Bought & Sold: Scotland, Jamaica and Slavery
- Author: Kate Phillips
- Genre: Non-fiction, history
- Published: Edinburgh, Scotland
- Publisher: Luath Press
- Publication date: 2022
- ISBN: 9781910022559

= Bought & Sold: Scotland, Jamaica and Slavery =

2022 non-fiction book by Kate Phillips

Bought & Sold - Scotland, Jamaica and Slavery is a 2022 non-fiction book by Kate Phillips. It documents the role of Scottish people and Scottish companies in the Atlantic slave trade between 1707 and 1834.

== Publication and author ==
Bought & Sold was written by Kate Phillips, a retired social development specialist from Glasgow University. It was published by Luath Press in 2022. Phillips used old newspaper reports, and records of parliamentary debates to inform her writing.

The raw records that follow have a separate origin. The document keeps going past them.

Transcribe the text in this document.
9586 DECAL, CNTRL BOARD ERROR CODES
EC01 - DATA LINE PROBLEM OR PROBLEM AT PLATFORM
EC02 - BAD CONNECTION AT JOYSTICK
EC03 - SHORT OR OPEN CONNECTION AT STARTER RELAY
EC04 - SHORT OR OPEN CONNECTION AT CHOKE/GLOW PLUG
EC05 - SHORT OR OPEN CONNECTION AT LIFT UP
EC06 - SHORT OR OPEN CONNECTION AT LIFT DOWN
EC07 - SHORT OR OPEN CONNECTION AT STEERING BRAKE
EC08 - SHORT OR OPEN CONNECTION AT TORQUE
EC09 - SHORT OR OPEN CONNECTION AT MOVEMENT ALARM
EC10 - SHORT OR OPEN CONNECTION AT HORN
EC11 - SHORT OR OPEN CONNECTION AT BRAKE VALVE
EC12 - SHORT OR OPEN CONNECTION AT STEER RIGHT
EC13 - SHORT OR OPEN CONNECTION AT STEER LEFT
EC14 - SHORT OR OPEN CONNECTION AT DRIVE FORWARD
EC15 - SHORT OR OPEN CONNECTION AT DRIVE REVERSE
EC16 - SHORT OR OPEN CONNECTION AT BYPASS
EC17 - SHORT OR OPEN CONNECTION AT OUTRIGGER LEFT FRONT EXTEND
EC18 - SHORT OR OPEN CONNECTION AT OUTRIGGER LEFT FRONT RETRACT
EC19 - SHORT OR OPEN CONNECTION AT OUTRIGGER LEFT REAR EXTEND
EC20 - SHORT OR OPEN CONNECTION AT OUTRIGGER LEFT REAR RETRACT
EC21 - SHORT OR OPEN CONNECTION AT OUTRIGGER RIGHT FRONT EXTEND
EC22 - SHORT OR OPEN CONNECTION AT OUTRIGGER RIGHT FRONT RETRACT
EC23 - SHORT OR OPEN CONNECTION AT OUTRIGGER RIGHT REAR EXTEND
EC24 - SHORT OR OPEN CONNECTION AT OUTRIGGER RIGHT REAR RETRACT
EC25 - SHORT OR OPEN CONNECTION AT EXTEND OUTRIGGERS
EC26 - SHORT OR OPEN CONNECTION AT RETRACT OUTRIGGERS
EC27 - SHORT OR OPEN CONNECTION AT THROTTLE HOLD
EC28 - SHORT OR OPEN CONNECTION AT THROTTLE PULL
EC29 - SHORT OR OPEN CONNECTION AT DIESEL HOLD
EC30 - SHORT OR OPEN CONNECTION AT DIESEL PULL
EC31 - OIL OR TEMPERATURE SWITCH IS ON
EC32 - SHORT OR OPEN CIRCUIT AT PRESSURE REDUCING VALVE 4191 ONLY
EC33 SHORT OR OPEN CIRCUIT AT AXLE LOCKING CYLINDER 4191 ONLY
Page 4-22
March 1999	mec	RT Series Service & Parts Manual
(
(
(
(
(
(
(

The dust jacket of the book quotes Geoff Palmer: "No human being should be 'bought and sold' but this powerful book describes the buying and selling of black people as chattel slaves and the terrible consequences or this legal trade".

== Synopsis ==
The book documents the deep extent to which Scottish people were involved in, and profiting from, the Atlantic slave trade, with specific focus on Jamaica. It highlights that Scotland undertook a leading role in slavery in the 18th and early 19th century. It details how Scottish companies and Scottish entrepreneurs benefited from the slave trade, starting after the 1707 Acts of Union with England. Examples of the profiteers include leading Scottish families: the Malcolms of Argyll, the Hamiltons of Ayrshire, and the Oswalds of Glasgow. It notes that almost 50% of the slave traders in Jamaica were Scottish men, who owned and abused slaves, fathering thousands of children, often born from rape. It points out that Scottish men, despite representing about 10% of the United Kingdom's population, represented about a third of British slave traders.

The book notes that after decades of ideological debate, the slave trade ended in 1834, with compensation payments being paid to slave owners. It describes modern racism in Scotland as a legacy of slavery, and it notes the modern tendency for Scottish people to be more comfortable talking about the Scottish role in slavery abolition rather than acknowledging the Scottish role in slavery.

== Critical reception ==
Joyce McMillan, writing in The Scotsman described the book as "vitally important", "comprehensive", and "breathtaking".